« Oui j’ai tué ma copine Binta Diatta dite Binta Fall, mais je ne peux pas dire ce qui m’a poussé à commettre un tel crime », a déclaré Oumar Sadio à la barre devant la Chambre criminelle de Ziguinchor.
L’accusé, serveur dans un restaurant à Cap-Skirring, était poursuivi pour assassinat et détention illégale d’arme. Né le 15 juin 1981 à Ziguinchor, divorcé et père de deux enfants, il a été jugé pour des faits remontant au 10 février 2024. Ce jour-là, vers 15 h 45, il avait signalé à la brigade territoriale de Cap-Skirring la découverte du corps sans vie de Binta Diatta, connue sous le nom de « Binta Fall », dans un appartement du quartier Montagne.

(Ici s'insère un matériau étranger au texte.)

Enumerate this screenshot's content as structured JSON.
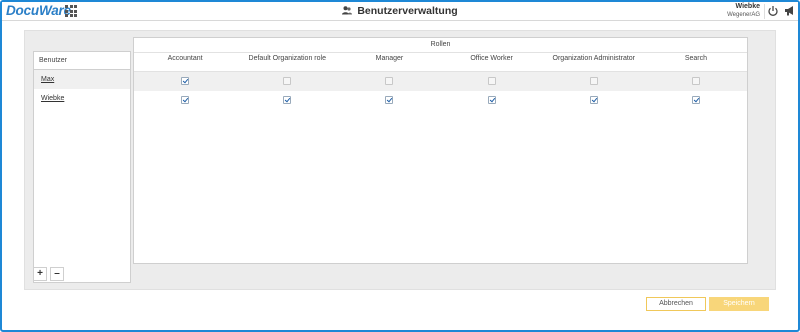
{
  "header": {
    "logo": "DocuWare",
    "title": "Benutzerverwaltung",
    "user_name": "Wiebke",
    "user_org": "WegenerAG"
  },
  "users": {
    "header": "Benutzer",
    "items": [
      {
        "name": "Max"
      },
      {
        "name": "Wiebke"
      }
    ]
  },
  "roles": {
    "group_label": "Rollen",
    "columns": [
      "Accountant",
      "Default Organization role",
      "Manager",
      "Office Worker",
      "Organization Administrator",
      "Search"
    ],
    "assignments": [
      [
        true,
        false,
        false,
        false,
        false,
        false
      ],
      [
        true,
        true,
        true,
        true,
        true,
        true
      ]
    ]
  },
  "controls": {
    "add": "+",
    "remove": "–"
  },
  "footer": {
    "cancel": "Abbrechen",
    "save": "Speichern"
  },
  "colors": {
    "frame": "#1e88d6",
    "logo": "#2b7fc7",
    "save_button": "#f8d67a",
    "check": "#1f5fa8"
  }
}
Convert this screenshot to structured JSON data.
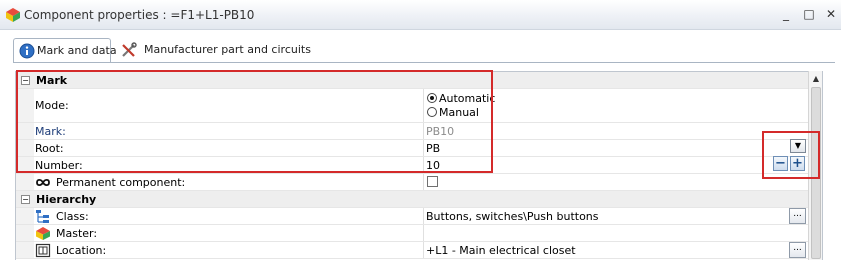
{
  "window": {
    "title": "Component properties : =F1+L1-PB10",
    "minimize_glyph": "_",
    "maximize_glyph": "□",
    "close_glyph": "✕"
  },
  "tabs": [
    {
      "label": "Mark and data",
      "icon": "info-icon",
      "active": true
    },
    {
      "label": "Manufacturer part and circuits",
      "icon": "tools-icon",
      "active": false
    }
  ],
  "grid": {
    "mark_section": {
      "title": "Mark",
      "expander": "−",
      "mode": {
        "label": "Mode:",
        "options": [
          {
            "label": "Automatic",
            "selected": true
          },
          {
            "label": "Manual",
            "selected": false
          }
        ]
      },
      "mark": {
        "label": "Mark:",
        "value": "PB10"
      },
      "root": {
        "label": "Root:",
        "value": "PB"
      },
      "number": {
        "label": "Number:",
        "value": "10"
      },
      "permanent": {
        "label": "Permanent component:",
        "icon": "infinity-icon",
        "checked": false
      }
    },
    "hierarchy_section": {
      "title": "Hierarchy",
      "expander": "−",
      "class": {
        "label": "Class:",
        "value": "Buttons, switches\\Push buttons",
        "icon": "tree-icon"
      },
      "master": {
        "label": "Master:",
        "value": "",
        "icon": "component-icon"
      },
      "location": {
        "label": "Location:",
        "value": "+L1 - Main electrical closet",
        "icon": "location-icon"
      }
    },
    "ellipsis_label": "...",
    "dropdown_glyph": "▼",
    "minus_glyph": "−",
    "plus_glyph": "+",
    "scroll_up_glyph": "▲"
  },
  "colors": {
    "highlight": "#d42a2a",
    "category_bg": "#eeeeee",
    "greyed_text": "#8c8c8c"
  }
}
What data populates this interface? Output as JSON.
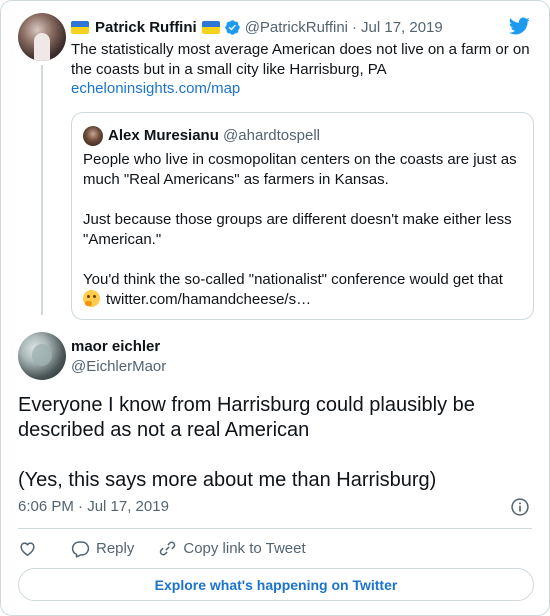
{
  "parent_tweet": {
    "author_name": "Patrick Ruffini",
    "author_handle": "@PatrickRuffini",
    "date": "Jul 17, 2019",
    "text": "The statistically most average American does not live on a farm or on the coasts but in a small city like Harrisburg, PA",
    "link": "echeloninsights.com/map"
  },
  "quoted_tweet": {
    "author_name": "Alex Muresianu",
    "author_handle": "@ahardtospell",
    "paragraphs": [
      "People who live in cosmopolitan centers on the coasts are just as much \"Real Americans\" as farmers in Kansas.",
      "Just because those groups are different doesn't make either less \"American.\"",
      "You'd think the so-called \"nationalist\" conference would get that"
    ],
    "link": "twitter.com/hamandcheese/s…"
  },
  "main_tweet": {
    "author_name": "maor eichler",
    "author_handle": "@EichlerMaor",
    "paragraphs": [
      "Everyone I know from Harrisburg could plausibly be described as not a real American",
      "(Yes, this says more about me than Harrisburg)"
    ],
    "timestamp": "6:06 PM · Jul 17, 2019"
  },
  "actions": {
    "reply_label": "Reply",
    "copy_link_label": "Copy link to Tweet"
  },
  "explore_label": "Explore what's happening on Twitter",
  "icons": {
    "verified": "verified-badge-icon",
    "bird": "twitter-bird-icon",
    "flag": "ukraine-flag-icon",
    "emoji": "thinking-face-emoji",
    "like": "heart-icon",
    "reply": "speech-bubble-icon",
    "copy": "link-icon",
    "info": "info-icon"
  },
  "colors": {
    "accent": "#1d9bf0",
    "link": "#1b74c9",
    "muted": "#536471",
    "border": "#cfd9de"
  }
}
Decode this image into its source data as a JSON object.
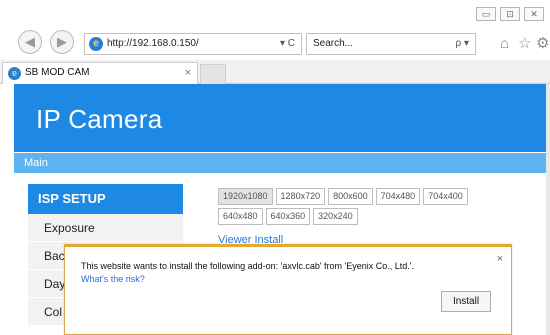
{
  "window": {
    "controls": [
      "▭",
      "⊡",
      "✕"
    ]
  },
  "nav": {
    "back_icon": "◀",
    "forward_icon": "▶",
    "url": "http://192.168.0.150/",
    "url_tools": "▾ C",
    "search_placeholder": "Search...",
    "search_tools": "ρ ▾",
    "home_icon": "⌂",
    "favorites_icon": "☆",
    "settings_icon": "⚙"
  },
  "tab": {
    "title": "SB MOD CAM",
    "close": "×"
  },
  "page": {
    "title": "IP Camera",
    "mainbar": "Main",
    "sidebar": {
      "header": "ISP SETUP",
      "items": [
        "Exposure",
        "Back",
        "Day",
        "Col"
      ]
    },
    "resolutions_row1": [
      "1920x1080",
      "1280x720",
      "800x600",
      "704x480",
      "704x400"
    ],
    "resolutions_row2": [
      "640x480",
      "640x360",
      "320x240"
    ],
    "viewer_link": "Viewer Install"
  },
  "infobar": {
    "message": "This website wants to install the following add-on: 'axvlc.cab' from 'Eyenix Co., Ltd.'.",
    "risk_link": "What's the risk?",
    "close": "×",
    "install_label": "Install"
  },
  "colors": {
    "header_blue": "#1e88e5",
    "mainbar_blue": "#5db4f0",
    "infobar_accent": "#e5a930"
  }
}
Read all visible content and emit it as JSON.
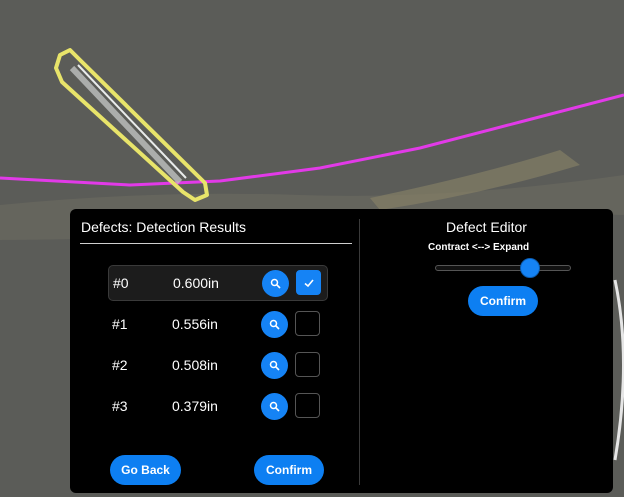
{
  "defects_panel": {
    "title": "Defects: Detection Results",
    "rows": [
      {
        "id": "#0",
        "value": "0.600in",
        "checked": true,
        "selected": true
      },
      {
        "id": "#1",
        "value": "0.556in",
        "checked": false,
        "selected": false
      },
      {
        "id": "#2",
        "value": "0.508in",
        "checked": false,
        "selected": false
      },
      {
        "id": "#3",
        "value": "0.379in",
        "checked": false,
        "selected": false
      }
    ],
    "go_back_label": "Go Back",
    "confirm_label": "Confirm"
  },
  "defect_editor": {
    "title": "Defect Editor",
    "slider_label": "Contract <--> Expand",
    "slider_value_fraction": 0.7,
    "confirm_label": "Confirm"
  },
  "colors": {
    "accent_blue": "#1583f5",
    "defect_outline": "#e8e46a",
    "path_line": "#e23ae8",
    "panel_bg": "#000000",
    "background": "#5a5b57"
  }
}
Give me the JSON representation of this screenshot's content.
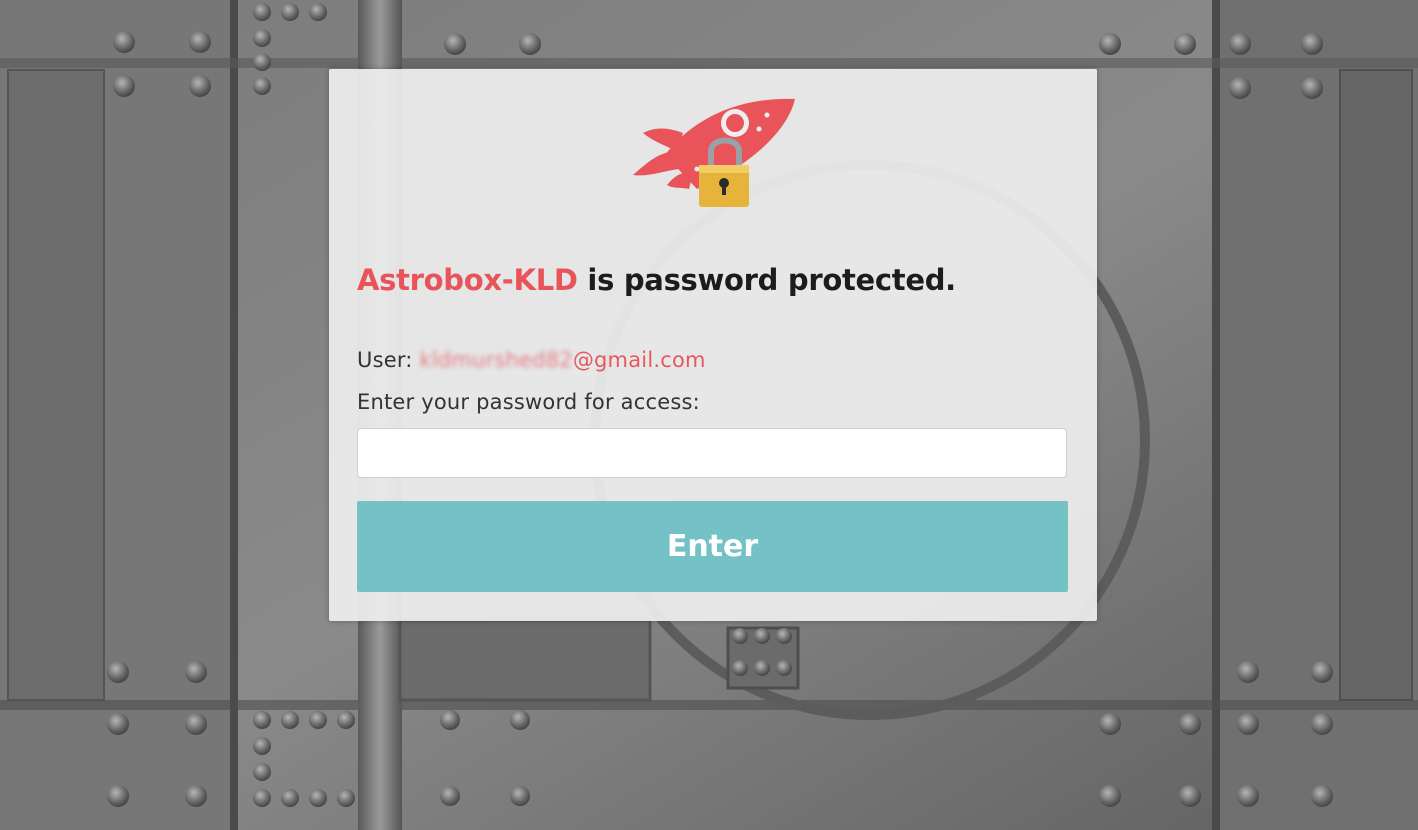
{
  "app": {
    "name": "Astrobox-KLD",
    "protected_suffix": " is password protected."
  },
  "user": {
    "label": "User:",
    "email_obscured": "kldmurshed82",
    "email_domain": "@gmail.com"
  },
  "password": {
    "prompt": "Enter your password for access:",
    "value": "",
    "placeholder": ""
  },
  "enter_button": {
    "label": "Enter"
  },
  "colors": {
    "brand_red": "#e8545a",
    "button_teal": "#74c2c6",
    "card_bg": "#eeeeee",
    "lock_gold": "#e6b43a"
  },
  "icons": {
    "logo": "rocket-lock-icon"
  }
}
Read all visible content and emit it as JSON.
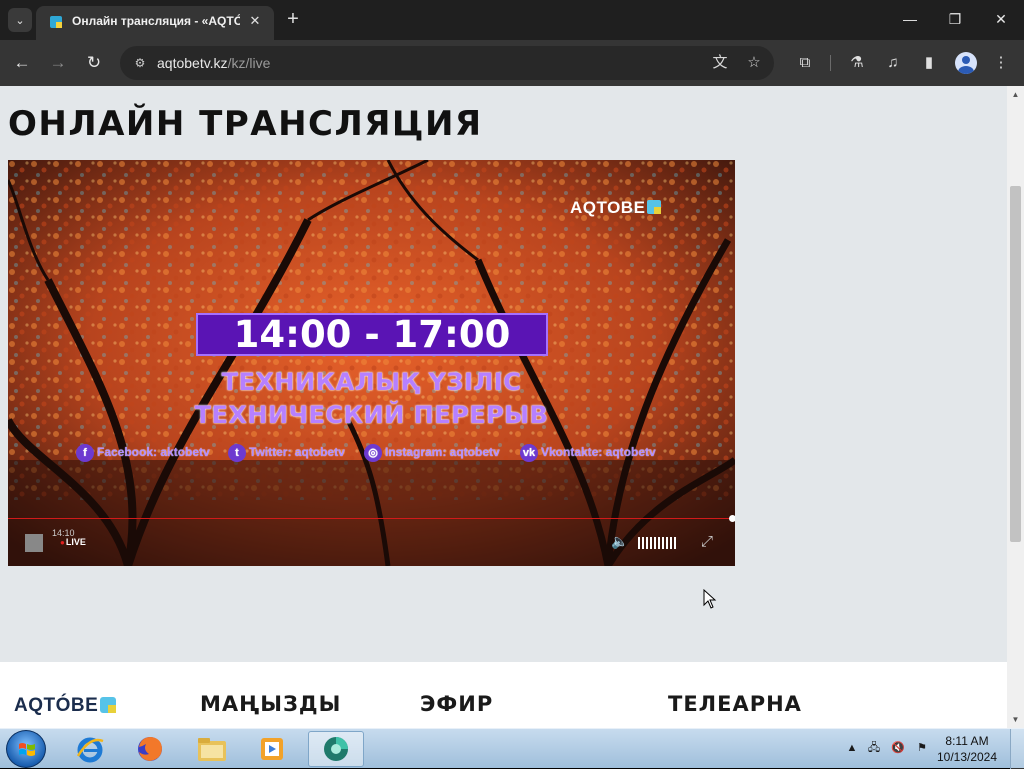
{
  "browser": {
    "tab_title": "Онлайн трансляция - «AQTÓBE»",
    "tab_close": "✕",
    "new_tab": "+",
    "url_domain": "aqtobetv.kz",
    "url_path": "/kz/live",
    "window_controls": {
      "minimize": "—",
      "maximize": "❐",
      "close": "✕"
    },
    "icons": [
      "tab-search-icon",
      "back-arrow-icon",
      "forward-arrow-icon",
      "reload-icon",
      "site-info-icon",
      "translate-icon",
      "bookmark-star-icon",
      "extensions-icon",
      "labs-flask-icon",
      "media-control-icon",
      "side-panel-icon",
      "profile-avatar-icon",
      "menu-kebab-icon"
    ]
  },
  "page": {
    "title": "ОНЛАЙН ТРАНСЛЯЦИЯ",
    "player": {
      "channel_logo": "AQTOBE",
      "time_range": "14:00 - 17:00",
      "break_kz": "ТЕХНИКАЛЫҚ ҮЗІЛІС",
      "break_ru": "ТЕХНИЧЕСКИЙ ПЕРЕРЫВ",
      "socials": [
        {
          "icon": "facebook-icon",
          "glyph": "f",
          "label": "Facebook: aktobetv"
        },
        {
          "icon": "twitter-icon",
          "glyph": "t",
          "label": "Twitter: aqtobetv"
        },
        {
          "icon": "instagram-icon",
          "glyph": "◎",
          "label": "Instagram: aqtobetv"
        },
        {
          "icon": "vk-icon",
          "glyph": "vk",
          "label": "Vkontakte: aqtobetv"
        }
      ],
      "current_time": "14:10",
      "live_label": "LIVE",
      "progress": 1.0,
      "accent_color": "#d21a1a"
    },
    "footer": {
      "logo": "AQTÓBE",
      "headings": [
        "МАҢЫЗДЫ",
        "ЭФИР",
        "ТЕЛЕАРНА"
      ]
    }
  },
  "taskbar": {
    "apps": [
      "internet-explorer-icon",
      "firefox-icon",
      "file-explorer-icon",
      "media-player-icon",
      "browser-app-icon"
    ],
    "clock_time": "8:11 AM",
    "clock_date": "10/13/2024"
  }
}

Sur place, les gendarmes ont trouvé la victime allongée sur un matelas, partiellement couverte d’un drap, avec plusieurs blessures visibles à la tête, à la mâchoire droite, à l’oreille droite, au cou et à l’avant-bras gauche. Dans le récit publié par Kawtef, la perquisition mentionne aussi la découverte d’un coupe-coupe posé sur le toit d’une chambre ainsi que d’un short multicolore en tissu Wax. Des traces de sang ont été relevées sur l’arme après pulvérisation de produit forensic.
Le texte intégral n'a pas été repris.